A sa suite, le Pr Samba Sow dira que la célébration de cette journée et de la semaine nationale de lutte contre le paludisme est l’occasion d’intensifier la communication autour du paludisme avec l’implication de tous les intervenants. Cela, dans le but de réduire la mortalité maternelle, néo-natale et infantile et minimiser son impact au sein de la communauté.

Afin de relever le défi « zéro décès lié au paludisme dans les années à venir » explique-t-il, le Mali avec l’appui financier et technique de ses partenaires a souscrit aux stratégies d’intervention suivantes : la mise en œuvre d’une feuille de route avec l’ensemble des partenaires pour lutter contre le paludisme, la prévention par l’utilisation des moustiquaires imprégnées d’insecticides, la distribution gratuite du traitement préventif intermittent du paludisme et la chimio-prévention du paludisme saisonnier chez les enfants de moins de 5 ans dans l’ensemble du pays en 2016. Le ministre Sow a également cité la pulvérisation intra-domiciliaire dans trois (3) districts sanitaires.

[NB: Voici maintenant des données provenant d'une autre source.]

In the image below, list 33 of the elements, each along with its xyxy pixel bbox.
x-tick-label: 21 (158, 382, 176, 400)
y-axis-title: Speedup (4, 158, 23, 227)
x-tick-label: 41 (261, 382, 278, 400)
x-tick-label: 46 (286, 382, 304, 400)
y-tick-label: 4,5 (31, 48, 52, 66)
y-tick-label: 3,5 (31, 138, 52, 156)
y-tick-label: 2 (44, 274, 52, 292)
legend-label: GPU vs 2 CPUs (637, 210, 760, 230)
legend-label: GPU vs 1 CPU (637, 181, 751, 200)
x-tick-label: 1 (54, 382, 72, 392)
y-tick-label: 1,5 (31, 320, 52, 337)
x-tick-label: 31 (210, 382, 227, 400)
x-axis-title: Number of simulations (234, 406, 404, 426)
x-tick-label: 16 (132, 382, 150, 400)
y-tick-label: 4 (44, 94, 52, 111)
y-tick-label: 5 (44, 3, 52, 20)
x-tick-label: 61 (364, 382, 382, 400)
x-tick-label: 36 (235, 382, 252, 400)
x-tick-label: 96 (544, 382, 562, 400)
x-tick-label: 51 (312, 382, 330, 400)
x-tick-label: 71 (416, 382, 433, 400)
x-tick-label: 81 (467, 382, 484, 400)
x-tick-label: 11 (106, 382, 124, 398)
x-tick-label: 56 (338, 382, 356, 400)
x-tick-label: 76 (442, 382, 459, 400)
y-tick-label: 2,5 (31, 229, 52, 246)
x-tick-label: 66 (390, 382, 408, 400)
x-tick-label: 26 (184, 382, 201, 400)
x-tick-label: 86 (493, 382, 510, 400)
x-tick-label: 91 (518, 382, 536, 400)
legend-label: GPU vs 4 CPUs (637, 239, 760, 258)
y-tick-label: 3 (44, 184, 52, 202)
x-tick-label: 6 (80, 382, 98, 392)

Selon lui, la vision du gouvernement est un Mali sans paludisme à l’horizon 2030.

Selon les spécialistes, les recherches sur le vaccin contre le paludisme sont en cours. A l’Institut Pasteur, plusieurs équipes travaillent à l’élaboration de vaccins contre le paludisme et plusieurs candidats vaccins sont à l’étude. Au Mali, deux nouveaux types de candidats vaccins contre le paludisme sont en train d’être testés par le MRTC et ses partenaires à Bancoumana et Donéguébougou dans la région de Koulikoro. Ce vaccin en phase 1 suscite l’espoir d’une protection à 100% contre la maladie d’après les premiers résultats obtenus aux USA. Si le développement de ces vaccins continue dans ses différentes phases 2 et 3 et que l’efficacité et la sécurité se confirment, ils seront une arme majeure dans l’éradication du paludisme.